You’re secondary campaign mechanic for flashbacks reminds me of 3:16. Is that where it is taken from?
Not directly. The true source is actually various Asian movies and animes, secondly Class Room Deathmatch and in the third place 3:16.
Sometimes it is a bit difficult to pinpoint the exact influence, I’d say it goes in that order.
Well it sounds very cool. I’d be very interested in reading your description on some of the ideas you brought up:
■Minor: each character can activate a minor scene, where some element from their past is introduced. This introduction grants a skill bonus.
■Major: Each character has a limited amount of major flashbacks. A Major flashback is a crucial moment in the character’s live, and when the character is in dire needs (such as falling off a flying ship), he can activate it, and then we play the flashback-scene. Afterwards we return to the present, change the outcome of the die roll and play on.
■The Even More Cool-rule
■The art of finding spellbooks
■Thing’s my Master taught me (how to improve spellcasting in a dramatic manner)- This I’m very interested in.

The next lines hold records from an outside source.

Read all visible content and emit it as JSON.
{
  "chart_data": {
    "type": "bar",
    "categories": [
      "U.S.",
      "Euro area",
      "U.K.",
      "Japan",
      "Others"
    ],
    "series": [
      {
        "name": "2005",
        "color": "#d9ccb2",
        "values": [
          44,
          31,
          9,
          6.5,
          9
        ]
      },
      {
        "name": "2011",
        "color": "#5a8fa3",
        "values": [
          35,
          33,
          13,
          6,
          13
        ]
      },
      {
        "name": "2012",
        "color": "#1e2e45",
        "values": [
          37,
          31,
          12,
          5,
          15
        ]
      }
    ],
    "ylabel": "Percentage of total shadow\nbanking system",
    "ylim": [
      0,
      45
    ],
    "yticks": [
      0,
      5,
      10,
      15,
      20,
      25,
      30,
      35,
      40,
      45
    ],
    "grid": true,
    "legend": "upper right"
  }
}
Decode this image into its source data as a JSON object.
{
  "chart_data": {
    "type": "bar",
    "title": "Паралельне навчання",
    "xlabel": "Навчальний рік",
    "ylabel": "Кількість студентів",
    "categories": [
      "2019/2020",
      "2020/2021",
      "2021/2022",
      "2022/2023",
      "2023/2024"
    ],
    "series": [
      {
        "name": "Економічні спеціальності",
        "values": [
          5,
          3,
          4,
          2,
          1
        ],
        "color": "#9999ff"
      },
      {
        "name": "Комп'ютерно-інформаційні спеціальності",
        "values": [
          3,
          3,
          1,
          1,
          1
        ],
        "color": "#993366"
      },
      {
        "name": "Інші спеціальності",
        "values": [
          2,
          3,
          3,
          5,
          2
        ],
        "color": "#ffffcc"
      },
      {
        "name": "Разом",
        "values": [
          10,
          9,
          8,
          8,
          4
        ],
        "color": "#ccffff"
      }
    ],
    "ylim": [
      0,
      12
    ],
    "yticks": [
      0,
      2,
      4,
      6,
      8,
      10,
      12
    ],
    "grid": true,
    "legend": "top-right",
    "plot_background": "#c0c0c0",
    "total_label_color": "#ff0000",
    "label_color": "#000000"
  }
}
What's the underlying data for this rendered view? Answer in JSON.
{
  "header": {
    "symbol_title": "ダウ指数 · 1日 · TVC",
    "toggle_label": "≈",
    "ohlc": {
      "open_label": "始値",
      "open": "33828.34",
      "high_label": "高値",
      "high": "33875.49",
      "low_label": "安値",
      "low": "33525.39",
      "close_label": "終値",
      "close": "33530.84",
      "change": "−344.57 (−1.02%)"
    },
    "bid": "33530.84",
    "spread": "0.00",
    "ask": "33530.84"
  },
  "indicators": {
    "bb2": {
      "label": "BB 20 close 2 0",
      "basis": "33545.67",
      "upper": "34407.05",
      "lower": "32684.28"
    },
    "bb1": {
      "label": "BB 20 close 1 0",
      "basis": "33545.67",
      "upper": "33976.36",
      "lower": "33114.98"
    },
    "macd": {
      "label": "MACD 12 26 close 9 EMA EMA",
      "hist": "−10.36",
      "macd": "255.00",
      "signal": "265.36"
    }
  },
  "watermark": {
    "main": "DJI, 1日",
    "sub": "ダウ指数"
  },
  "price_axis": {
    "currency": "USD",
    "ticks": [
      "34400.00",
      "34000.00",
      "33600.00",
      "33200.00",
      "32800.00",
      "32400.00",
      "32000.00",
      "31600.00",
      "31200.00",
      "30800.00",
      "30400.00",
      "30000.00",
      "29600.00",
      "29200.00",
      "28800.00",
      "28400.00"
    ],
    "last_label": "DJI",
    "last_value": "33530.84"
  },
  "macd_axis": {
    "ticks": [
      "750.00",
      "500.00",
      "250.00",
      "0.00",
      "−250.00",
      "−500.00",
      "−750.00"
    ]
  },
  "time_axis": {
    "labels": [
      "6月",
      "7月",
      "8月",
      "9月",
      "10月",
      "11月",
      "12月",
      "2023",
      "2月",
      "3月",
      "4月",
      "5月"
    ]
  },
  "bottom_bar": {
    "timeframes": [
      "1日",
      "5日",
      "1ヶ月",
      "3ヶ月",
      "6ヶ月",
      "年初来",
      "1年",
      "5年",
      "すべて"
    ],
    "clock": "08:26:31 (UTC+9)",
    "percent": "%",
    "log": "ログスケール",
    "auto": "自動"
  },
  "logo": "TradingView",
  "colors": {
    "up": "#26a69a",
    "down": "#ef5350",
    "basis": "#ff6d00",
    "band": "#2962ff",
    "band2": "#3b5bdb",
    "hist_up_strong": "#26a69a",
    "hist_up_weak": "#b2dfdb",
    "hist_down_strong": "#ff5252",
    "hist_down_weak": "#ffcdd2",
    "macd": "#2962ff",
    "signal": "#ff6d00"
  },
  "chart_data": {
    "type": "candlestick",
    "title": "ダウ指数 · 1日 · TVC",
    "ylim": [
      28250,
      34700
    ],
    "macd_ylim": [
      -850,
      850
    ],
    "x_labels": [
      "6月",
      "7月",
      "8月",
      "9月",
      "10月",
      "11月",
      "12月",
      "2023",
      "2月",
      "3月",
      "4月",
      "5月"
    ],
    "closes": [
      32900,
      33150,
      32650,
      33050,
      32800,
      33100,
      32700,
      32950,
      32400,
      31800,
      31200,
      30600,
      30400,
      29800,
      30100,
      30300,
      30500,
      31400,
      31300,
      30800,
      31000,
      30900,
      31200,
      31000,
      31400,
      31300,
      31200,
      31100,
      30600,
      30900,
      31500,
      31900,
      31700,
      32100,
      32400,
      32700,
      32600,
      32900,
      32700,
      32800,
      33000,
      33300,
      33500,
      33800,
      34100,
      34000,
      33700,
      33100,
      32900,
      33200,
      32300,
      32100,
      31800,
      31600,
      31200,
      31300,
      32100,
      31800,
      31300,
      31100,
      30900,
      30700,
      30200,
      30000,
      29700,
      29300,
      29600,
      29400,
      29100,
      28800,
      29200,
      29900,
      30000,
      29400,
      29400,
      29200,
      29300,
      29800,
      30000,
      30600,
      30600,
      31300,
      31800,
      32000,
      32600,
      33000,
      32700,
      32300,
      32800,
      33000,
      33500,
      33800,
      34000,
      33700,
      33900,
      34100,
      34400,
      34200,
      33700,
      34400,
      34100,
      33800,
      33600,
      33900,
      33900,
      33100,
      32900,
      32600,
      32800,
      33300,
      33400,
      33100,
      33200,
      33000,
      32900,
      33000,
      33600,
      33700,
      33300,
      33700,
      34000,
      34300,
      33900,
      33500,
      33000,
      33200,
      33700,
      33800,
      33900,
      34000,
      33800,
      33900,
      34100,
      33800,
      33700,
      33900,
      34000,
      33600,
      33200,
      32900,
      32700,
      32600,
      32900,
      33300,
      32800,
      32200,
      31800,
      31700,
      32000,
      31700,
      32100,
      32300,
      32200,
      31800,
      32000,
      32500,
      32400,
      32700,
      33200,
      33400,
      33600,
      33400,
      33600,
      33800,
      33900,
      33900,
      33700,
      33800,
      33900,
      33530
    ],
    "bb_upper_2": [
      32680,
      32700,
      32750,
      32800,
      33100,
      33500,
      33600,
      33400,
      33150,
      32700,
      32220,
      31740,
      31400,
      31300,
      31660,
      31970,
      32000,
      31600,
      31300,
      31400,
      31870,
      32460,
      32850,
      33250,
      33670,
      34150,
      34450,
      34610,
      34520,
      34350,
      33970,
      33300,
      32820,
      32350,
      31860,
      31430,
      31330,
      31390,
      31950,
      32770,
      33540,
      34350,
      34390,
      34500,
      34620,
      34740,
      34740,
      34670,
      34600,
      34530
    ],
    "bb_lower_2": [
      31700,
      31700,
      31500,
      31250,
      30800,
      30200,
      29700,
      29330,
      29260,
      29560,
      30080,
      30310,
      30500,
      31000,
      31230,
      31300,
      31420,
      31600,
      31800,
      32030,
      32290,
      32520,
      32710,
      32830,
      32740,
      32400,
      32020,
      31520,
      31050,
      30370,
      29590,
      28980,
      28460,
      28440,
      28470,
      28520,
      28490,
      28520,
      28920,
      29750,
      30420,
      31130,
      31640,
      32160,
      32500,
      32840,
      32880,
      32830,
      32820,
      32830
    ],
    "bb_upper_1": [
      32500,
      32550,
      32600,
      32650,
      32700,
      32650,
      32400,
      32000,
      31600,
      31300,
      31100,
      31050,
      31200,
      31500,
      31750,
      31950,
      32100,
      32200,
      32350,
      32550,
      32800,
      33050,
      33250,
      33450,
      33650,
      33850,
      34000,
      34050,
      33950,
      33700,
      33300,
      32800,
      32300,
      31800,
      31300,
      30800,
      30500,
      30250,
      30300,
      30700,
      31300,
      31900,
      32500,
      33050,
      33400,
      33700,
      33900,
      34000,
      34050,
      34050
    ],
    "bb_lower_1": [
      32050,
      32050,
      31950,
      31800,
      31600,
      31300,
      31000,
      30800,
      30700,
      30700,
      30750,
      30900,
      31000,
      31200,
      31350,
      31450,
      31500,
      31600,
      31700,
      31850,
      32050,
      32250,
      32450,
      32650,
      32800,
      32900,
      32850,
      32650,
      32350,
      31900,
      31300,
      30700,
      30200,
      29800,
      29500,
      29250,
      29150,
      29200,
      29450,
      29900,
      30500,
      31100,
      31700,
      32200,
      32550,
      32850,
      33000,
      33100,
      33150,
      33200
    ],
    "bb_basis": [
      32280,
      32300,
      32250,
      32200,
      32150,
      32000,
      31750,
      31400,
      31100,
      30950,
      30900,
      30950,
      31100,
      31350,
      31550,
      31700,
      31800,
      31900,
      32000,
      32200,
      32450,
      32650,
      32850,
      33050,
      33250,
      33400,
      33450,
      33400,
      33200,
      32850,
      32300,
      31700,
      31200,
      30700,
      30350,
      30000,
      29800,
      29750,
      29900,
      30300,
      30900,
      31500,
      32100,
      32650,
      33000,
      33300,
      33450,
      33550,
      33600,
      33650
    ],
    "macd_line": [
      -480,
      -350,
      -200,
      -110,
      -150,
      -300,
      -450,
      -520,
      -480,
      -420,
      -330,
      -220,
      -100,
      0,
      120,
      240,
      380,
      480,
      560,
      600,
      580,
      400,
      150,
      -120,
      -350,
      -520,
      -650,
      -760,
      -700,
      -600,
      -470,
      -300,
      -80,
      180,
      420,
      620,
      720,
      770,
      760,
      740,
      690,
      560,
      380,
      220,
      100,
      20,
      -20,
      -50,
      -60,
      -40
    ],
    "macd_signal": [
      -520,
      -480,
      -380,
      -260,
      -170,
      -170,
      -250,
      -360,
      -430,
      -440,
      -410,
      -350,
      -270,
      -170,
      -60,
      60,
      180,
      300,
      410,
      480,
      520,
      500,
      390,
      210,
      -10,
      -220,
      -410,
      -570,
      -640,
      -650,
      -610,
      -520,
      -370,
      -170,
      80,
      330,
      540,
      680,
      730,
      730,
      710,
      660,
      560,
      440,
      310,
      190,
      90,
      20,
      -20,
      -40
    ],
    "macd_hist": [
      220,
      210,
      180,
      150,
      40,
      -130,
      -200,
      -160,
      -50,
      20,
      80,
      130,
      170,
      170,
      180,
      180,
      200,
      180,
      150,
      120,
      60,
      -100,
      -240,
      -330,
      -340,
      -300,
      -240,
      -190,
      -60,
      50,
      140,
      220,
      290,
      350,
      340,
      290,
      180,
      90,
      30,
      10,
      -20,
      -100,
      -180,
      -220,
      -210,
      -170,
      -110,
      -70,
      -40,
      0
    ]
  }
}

■The Art of Whining and Dark Plot Points
Sure, I’ll gladly do that. I’ll be doing it one post at a time the next few weeks beginning with the Even More Cool-rule.
Very cool. Looking forward to it. I’ve also added you as a link on my blog. Digging the site. Keep it up 🙂
Thanks! Will do 🙂
Another question is, are you planning on doing session recaps on this site?
Well that’s a good question. I write some rather long recaps for my Danish blog, and I haven’t thought much of writing for this blog. I am not certain how much interest there is.
Perhaps I’ll write a few once in a while to demonstrate our playstyle and how we use the various mechanics. I think I’ll try and do that.